Last year Honda unveiled a concept for an entire electric transportation ecosystem that would be coordinated by a ride sharing app. The idea offers an example of what could come from both the eVTOL and automobile industries working together: providing environmentally friendly mobility with seamlessly connected transportation service across ground and air.
With its HondaJet, Honda has already made its mark in aviation. Mitsubishi also has aircraft manufacturing expertise and experience. Does that heritage make them a more valuable partner in an eVTOL partnership?
“Heritage, while important, may be a little bit overrated,” Yu says. “It’s almost more about moving fast and having the right team of people. On the certification side, heritage could help.
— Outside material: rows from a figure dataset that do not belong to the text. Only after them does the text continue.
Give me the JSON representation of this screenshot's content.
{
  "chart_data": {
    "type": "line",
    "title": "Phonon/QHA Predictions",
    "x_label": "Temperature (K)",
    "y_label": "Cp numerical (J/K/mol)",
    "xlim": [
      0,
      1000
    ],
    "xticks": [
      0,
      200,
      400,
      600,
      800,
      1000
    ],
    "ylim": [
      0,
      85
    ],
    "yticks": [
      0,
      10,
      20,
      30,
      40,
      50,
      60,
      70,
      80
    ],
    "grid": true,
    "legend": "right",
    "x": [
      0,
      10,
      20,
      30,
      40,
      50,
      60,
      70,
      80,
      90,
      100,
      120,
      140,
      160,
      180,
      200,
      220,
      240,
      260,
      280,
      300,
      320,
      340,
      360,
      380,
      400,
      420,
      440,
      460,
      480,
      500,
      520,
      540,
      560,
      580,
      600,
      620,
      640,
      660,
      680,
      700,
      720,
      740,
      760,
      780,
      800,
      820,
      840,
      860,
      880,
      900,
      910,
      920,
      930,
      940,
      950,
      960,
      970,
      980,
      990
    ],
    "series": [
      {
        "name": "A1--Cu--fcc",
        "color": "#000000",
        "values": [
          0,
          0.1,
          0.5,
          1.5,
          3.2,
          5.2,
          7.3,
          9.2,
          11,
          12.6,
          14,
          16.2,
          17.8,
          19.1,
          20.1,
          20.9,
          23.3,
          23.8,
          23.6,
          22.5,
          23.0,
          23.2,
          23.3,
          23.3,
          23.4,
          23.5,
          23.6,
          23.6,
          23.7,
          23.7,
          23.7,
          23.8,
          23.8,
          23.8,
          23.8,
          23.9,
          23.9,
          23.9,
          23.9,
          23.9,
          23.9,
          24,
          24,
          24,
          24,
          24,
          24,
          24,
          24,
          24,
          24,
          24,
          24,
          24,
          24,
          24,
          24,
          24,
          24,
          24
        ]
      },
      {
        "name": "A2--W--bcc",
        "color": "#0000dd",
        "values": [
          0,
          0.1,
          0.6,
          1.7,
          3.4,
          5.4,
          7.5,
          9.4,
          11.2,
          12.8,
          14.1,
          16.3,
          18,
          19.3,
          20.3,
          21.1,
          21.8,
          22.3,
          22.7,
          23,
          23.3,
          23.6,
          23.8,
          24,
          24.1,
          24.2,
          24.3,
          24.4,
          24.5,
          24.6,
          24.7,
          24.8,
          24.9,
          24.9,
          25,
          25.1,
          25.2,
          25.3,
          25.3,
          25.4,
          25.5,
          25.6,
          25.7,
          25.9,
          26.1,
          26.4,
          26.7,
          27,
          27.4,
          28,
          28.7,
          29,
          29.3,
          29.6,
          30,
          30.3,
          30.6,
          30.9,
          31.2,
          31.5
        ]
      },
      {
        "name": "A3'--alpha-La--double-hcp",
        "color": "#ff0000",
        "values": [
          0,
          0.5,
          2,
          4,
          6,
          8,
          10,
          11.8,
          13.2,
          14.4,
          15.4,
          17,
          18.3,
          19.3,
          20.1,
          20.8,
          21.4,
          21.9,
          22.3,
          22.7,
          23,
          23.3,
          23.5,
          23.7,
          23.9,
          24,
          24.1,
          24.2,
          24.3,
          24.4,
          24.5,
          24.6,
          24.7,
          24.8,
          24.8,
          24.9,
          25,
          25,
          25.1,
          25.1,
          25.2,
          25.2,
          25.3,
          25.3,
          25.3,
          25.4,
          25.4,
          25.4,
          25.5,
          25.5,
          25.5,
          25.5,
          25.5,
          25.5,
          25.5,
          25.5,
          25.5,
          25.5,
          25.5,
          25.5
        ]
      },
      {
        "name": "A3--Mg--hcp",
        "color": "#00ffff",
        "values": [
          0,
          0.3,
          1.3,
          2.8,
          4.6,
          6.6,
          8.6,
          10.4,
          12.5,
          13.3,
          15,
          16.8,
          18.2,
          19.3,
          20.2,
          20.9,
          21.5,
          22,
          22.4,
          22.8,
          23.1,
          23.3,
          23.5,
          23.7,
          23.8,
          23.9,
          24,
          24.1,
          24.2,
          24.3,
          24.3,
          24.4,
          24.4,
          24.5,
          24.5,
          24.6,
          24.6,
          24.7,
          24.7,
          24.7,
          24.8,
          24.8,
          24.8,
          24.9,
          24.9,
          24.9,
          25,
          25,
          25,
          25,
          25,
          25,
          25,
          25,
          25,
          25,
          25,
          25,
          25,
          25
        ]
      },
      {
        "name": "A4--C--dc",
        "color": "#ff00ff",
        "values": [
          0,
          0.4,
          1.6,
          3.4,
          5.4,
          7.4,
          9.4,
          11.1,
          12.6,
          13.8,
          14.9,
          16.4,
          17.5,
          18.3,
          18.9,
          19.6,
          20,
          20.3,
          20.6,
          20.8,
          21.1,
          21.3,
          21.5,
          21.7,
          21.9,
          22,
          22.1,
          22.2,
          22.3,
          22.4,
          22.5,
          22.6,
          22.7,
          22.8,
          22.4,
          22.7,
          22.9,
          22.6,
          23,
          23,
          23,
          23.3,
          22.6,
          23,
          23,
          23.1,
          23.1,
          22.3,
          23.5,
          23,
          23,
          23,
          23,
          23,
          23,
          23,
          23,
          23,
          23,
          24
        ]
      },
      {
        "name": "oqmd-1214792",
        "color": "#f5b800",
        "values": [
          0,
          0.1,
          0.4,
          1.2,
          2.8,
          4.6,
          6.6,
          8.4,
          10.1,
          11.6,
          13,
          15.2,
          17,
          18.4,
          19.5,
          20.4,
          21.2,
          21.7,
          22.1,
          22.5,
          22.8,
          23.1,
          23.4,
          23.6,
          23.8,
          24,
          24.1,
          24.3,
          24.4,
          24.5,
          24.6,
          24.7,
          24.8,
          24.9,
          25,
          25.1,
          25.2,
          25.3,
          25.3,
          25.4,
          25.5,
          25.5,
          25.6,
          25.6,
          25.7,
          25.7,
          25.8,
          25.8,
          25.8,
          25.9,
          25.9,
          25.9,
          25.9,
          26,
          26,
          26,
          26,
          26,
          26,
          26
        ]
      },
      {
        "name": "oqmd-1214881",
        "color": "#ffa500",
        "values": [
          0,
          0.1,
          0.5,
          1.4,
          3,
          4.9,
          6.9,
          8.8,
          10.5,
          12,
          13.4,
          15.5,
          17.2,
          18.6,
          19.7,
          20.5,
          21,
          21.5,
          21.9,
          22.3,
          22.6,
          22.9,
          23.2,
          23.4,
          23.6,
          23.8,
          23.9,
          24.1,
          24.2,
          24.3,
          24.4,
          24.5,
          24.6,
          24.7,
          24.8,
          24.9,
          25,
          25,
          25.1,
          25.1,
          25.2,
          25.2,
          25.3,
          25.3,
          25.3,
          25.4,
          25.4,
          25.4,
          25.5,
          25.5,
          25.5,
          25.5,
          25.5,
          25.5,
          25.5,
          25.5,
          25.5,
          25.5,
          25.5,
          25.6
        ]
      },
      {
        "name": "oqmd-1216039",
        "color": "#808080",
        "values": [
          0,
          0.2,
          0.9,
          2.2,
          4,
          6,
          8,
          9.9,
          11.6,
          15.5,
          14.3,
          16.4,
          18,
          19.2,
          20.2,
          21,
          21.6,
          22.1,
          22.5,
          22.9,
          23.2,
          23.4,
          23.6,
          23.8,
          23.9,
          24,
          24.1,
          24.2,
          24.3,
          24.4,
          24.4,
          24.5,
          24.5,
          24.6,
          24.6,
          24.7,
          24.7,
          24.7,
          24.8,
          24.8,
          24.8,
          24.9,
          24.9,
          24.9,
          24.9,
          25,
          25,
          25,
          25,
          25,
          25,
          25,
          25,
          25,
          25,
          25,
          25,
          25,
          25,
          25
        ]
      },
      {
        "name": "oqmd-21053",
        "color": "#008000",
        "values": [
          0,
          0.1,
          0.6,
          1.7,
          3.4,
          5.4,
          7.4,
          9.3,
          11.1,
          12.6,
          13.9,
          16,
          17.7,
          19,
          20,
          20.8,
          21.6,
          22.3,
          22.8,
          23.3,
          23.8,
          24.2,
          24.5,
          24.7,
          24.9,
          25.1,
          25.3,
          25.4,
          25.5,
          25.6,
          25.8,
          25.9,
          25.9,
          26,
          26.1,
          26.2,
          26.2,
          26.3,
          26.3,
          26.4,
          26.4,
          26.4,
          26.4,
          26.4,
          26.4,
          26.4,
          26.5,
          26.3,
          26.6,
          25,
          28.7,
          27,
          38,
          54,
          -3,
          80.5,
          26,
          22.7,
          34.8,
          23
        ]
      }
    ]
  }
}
But it’s not as big of an advantage as it may appear.”
Analysts agree that Toyota and Joby Aviation make for a powerful combination, largely because of the length of their partnership and Toyota’s legendary manufacturing and production processes. Archer Aviation’s partnership with Stellantis is also a significantly valuable collaboration, experts say, citing Stellantis’s Detroit legacy that includes legendary brands like Chrysler, Jeep, and Dodge.
Several Ford Tri-Motors are still airworthy, like this one at the EAA AirVenture in Oshkosh, Wisconsin. [Photo: Thom Patterson]
When Ford Built Airplanes
As we mentioned earlier, Ford took an early interest in airplanes—eventually manufacturing the Ford Tri-Motor airliner.
The all-metal “tin goose” helped prove commercial air travel could be reliable and safe. Sadly, the Great Depression forced Ford to end production of commercial aircraft.
Given the historic precedent and the apparent synergies, it stands to reason that air taxi developers and automotive manufacturers could prove to be a powerful combination as the emerging eVTOL industry comes to fruition in the next few decades.